TEMPE, Ariz. -- The competition may not have been great, but what the Sun Devils gained on their trip to China proved to be more valuable than the Xs and Os of figuring out how to best put the ball in the basket, according to head coach Herb Sendek.
"Our guys, I thought, really bonded as we would've hoped. You don't have a cell phone attached to your fingers the whole time," he said. "I was really proud of our guys because not one time did I hear even the slightest murmur. Nobody whined. Nobody complained. They really went into it with an open mind."

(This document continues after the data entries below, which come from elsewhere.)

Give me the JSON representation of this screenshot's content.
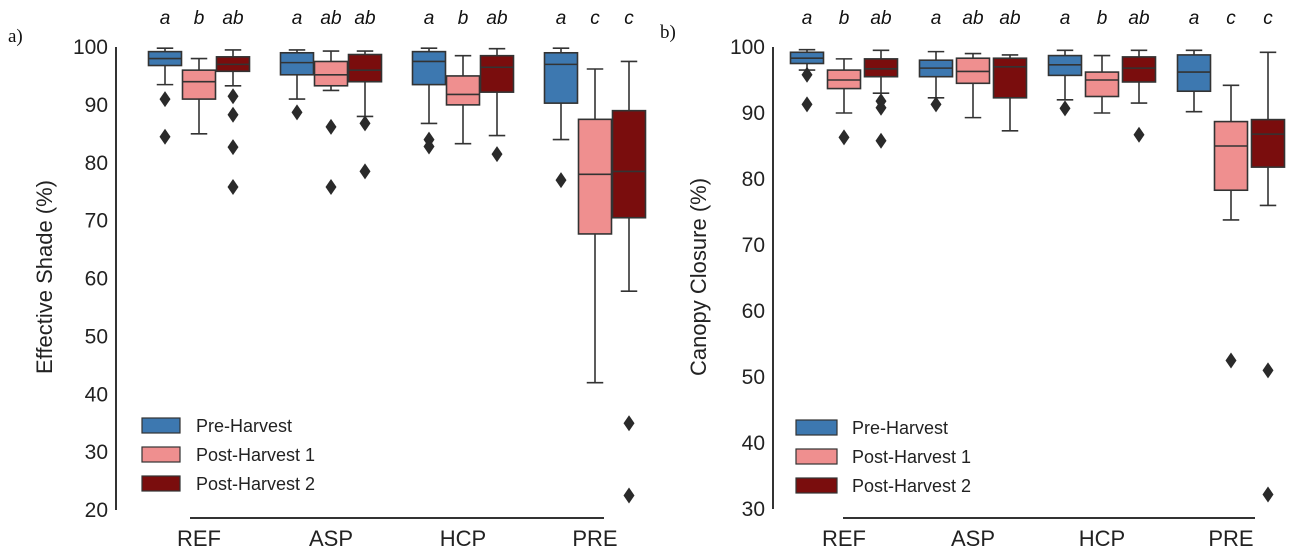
{
  "colors": {
    "pre_harvest": "#3d78b0",
    "post_harvest_1": "#ef8f8f",
    "post_harvest_2": "#7a0d0d",
    "line": "#333333"
  },
  "chart_data": [
    {
      "type": "box",
      "panel_label": "a)",
      "ylabel": "Effective Shade (%)",
      "ylim": [
        20,
        100
      ],
      "yticks": [
        20,
        30,
        40,
        50,
        60,
        70,
        80,
        90,
        100
      ],
      "categories": [
        "REF",
        "ASP",
        "HCP",
        "PRE"
      ],
      "legend_position": "bottom-left",
      "series": [
        {
          "name": "Pre-Harvest",
          "color": "#3d78b0",
          "boxes": [
            {
              "category": "REF",
              "letter": "a",
              "whislo": 93.5,
              "q1": 96.8,
              "med": 98.0,
              "q3": 99.2,
              "whishi": 99.8,
              "fliers": [
                91.0,
                84.5
              ]
            },
            {
              "category": "ASP",
              "letter": "a",
              "whislo": 91.0,
              "q1": 95.2,
              "med": 97.3,
              "q3": 99.0,
              "whishi": 99.5,
              "fliers": [
                88.7
              ]
            },
            {
              "category": "HCP",
              "letter": "a",
              "whislo": 86.8,
              "q1": 93.5,
              "med": 97.5,
              "q3": 99.2,
              "whishi": 99.8,
              "fliers": [
                84.0,
                82.8
              ]
            },
            {
              "category": "PRE",
              "letter": "a",
              "whislo": 84.0,
              "q1": 90.3,
              "med": 97.0,
              "q3": 99.0,
              "whishi": 99.8,
              "fliers": [
                77.0
              ]
            }
          ]
        },
        {
          "name": "Post-Harvest 1",
          "color": "#ef8f8f",
          "boxes": [
            {
              "category": "REF",
              "letter": "b",
              "whislo": 85.0,
              "q1": 91.0,
              "med": 94.0,
              "q3": 96.0,
              "whishi": 98.0,
              "fliers": []
            },
            {
              "category": "ASP",
              "letter": "ab",
              "whislo": 92.5,
              "q1": 93.3,
              "med": 95.2,
              "q3": 97.5,
              "whishi": 99.3,
              "fliers": [
                86.2,
                75.8
              ]
            },
            {
              "category": "HCP",
              "letter": "b",
              "whislo": 83.3,
              "q1": 90.0,
              "med": 91.8,
              "q3": 95.0,
              "whishi": 98.5,
              "fliers": []
            },
            {
              "category": "PRE",
              "letter": "c",
              "whislo": 42.0,
              "q1": 67.7,
              "med": 78.0,
              "q3": 87.5,
              "whishi": 96.2,
              "fliers": []
            }
          ]
        },
        {
          "name": "Post-Harvest 2",
          "color": "#7a0d0d",
          "boxes": [
            {
              "category": "REF",
              "letter": "ab",
              "whislo": 93.3,
              "q1": 95.8,
              "med": 97.0,
              "q3": 98.3,
              "whishi": 99.5,
              "fliers": [
                91.5,
                88.3,
                82.7,
                75.8
              ]
            },
            {
              "category": "ASP",
              "letter": "ab",
              "whislo": 88.0,
              "q1": 94.0,
              "med": 96.0,
              "q3": 98.7,
              "whishi": 99.3,
              "fliers": [
                86.8,
                78.5
              ]
            },
            {
              "category": "HCP",
              "letter": "ab",
              "whislo": 84.7,
              "q1": 92.2,
              "med": 96.5,
              "q3": 98.5,
              "whishi": 99.7,
              "fliers": [
                81.5
              ]
            },
            {
              "category": "PRE",
              "letter": "c",
              "whislo": 57.8,
              "q1": 70.5,
              "med": 78.5,
              "q3": 89.0,
              "whishi": 97.5,
              "fliers": [
                35.0,
                22.5
              ]
            }
          ]
        }
      ]
    },
    {
      "type": "box",
      "panel_label": "b)",
      "ylabel": "Canopy Closure (%)",
      "ylim": [
        30,
        100
      ],
      "yticks": [
        30,
        40,
        50,
        60,
        70,
        80,
        90,
        100
      ],
      "categories": [
        "REF",
        "ASP",
        "HCP",
        "PRE"
      ],
      "legend_position": "bottom-left",
      "series": [
        {
          "name": "Pre-Harvest",
          "color": "#3d78b0",
          "boxes": [
            {
              "category": "REF",
              "letter": "a",
              "whislo": 96.5,
              "q1": 97.5,
              "med": 98.3,
              "q3": 99.2,
              "whishi": 99.6,
              "fliers": [
                95.8,
                91.3
              ]
            },
            {
              "category": "ASP",
              "letter": "a",
              "whislo": 92.3,
              "q1": 95.5,
              "med": 96.8,
              "q3": 98.0,
              "whishi": 99.3,
              "fliers": [
                91.3
              ]
            },
            {
              "category": "HCP",
              "letter": "a",
              "whislo": 92.0,
              "q1": 95.7,
              "med": 97.3,
              "q3": 98.7,
              "whishi": 99.5,
              "fliers": [
                90.7
              ]
            },
            {
              "category": "PRE",
              "letter": "a",
              "whislo": 90.2,
              "q1": 93.3,
              "med": 96.2,
              "q3": 98.8,
              "whishi": 99.5,
              "fliers": []
            }
          ]
        },
        {
          "name": "Post-Harvest 1",
          "color": "#ef8f8f",
          "boxes": [
            {
              "category": "REF",
              "letter": "b",
              "whislo": 90.0,
              "q1": 93.7,
              "med": 95.0,
              "q3": 96.5,
              "whishi": 98.2,
              "fliers": [
                86.3
              ]
            },
            {
              "category": "ASP",
              "letter": "ab",
              "whislo": 89.3,
              "q1": 94.5,
              "med": 96.3,
              "q3": 98.3,
              "whishi": 99.0,
              "fliers": []
            },
            {
              "category": "HCP",
              "letter": "b",
              "whislo": 90.0,
              "q1": 92.5,
              "med": 95.0,
              "q3": 96.2,
              "whishi": 98.7,
              "fliers": []
            },
            {
              "category": "PRE",
              "letter": "c",
              "whislo": 73.8,
              "q1": 78.3,
              "med": 85.0,
              "q3": 88.7,
              "whishi": 94.2,
              "fliers": [
                52.5
              ]
            }
          ]
        },
        {
          "name": "Post-Harvest 2",
          "color": "#7a0d0d",
          "boxes": [
            {
              "category": "REF",
              "letter": "ab",
              "whislo": 93.0,
              "q1": 95.5,
              "med": 96.7,
              "q3": 98.2,
              "whishi": 99.5,
              "fliers": [
                91.8,
                90.8,
                85.8
              ]
            },
            {
              "category": "ASP",
              "letter": "ab",
              "whislo": 87.3,
              "q1": 92.3,
              "med": 97.0,
              "q3": 98.3,
              "whishi": 98.8,
              "fliers": []
            },
            {
              "category": "HCP",
              "letter": "ab",
              "whislo": 91.5,
              "q1": 94.7,
              "med": 96.8,
              "q3": 98.5,
              "whishi": 99.5,
              "fliers": [
                86.7
              ]
            },
            {
              "category": "PRE",
              "letter": "c",
              "whislo": 76.0,
              "q1": 81.8,
              "med": 86.8,
              "q3": 89.0,
              "whishi": 99.2,
              "fliers": [
                51.0,
                32.2
              ]
            }
          ]
        }
      ]
    }
  ]
}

Aside from the numerous bus rides, lengthy traffic delays and unique food choices, Sendek said he and his team experienced what he called the "timelessness" of China: One moment they were visiting the Great Wall, the next, they were ascending in an elevator to the 101st floor of the second tallest building in the world.
"It's this convergence of ancient and futuristic," Sendek explained Tuesday during an informal gathering with reporters at the Weatherup Center. "You find yourself in the Forbidden City where emperors lived hundreds and hundreds of years ago, and then the next minute you're in Shanghai looking out at the horizon and seeing skyscrapers as far as you can see, almost feeling like Mr. Jetson."
The 10-day trip included three games, including one against a university team and two against Chinese Basketball Association teams.
The Sun Devils won all three games with very little resistance.
"More than anything, I think, it was good for our new players," Sendek said. "It was good for us to see our new players. In particular, I was really impressed with our freshman class."
The freshmen class includes 6-foot-5 guard/forward Egor Koulechov, 6-foot-2 guard Chance Murray and 6-foot-2 guard Calaen Robinson out of Tempe Corona del Sol High School.
"I thought those guys, for their first intercollegiate experience, really showed well," Sendek said. "I was tremendously encouraged by what I saw from those three young men."
Counting those three, there are eight fresh faces on this year's team, making the trip to the Far East and the 10 extra practice days invaluable for a club looking to end a four-year drought in the NCAA Tournament.
"They have personality. They're gentlemen. That came through loud and clear," said Sendek, who is going into his eighth season at ASU. "(I) got a lot of really positive comments about our players: The way they conduct themselves, the way they communicate. When you're with somebody that much every day, there's nowhere to hide; your real self comes out and our guys were just beautiful."
Now how that translates on the court is a question that will begin to be answered with the season opener November 8 against University of Maryland Baltimore County.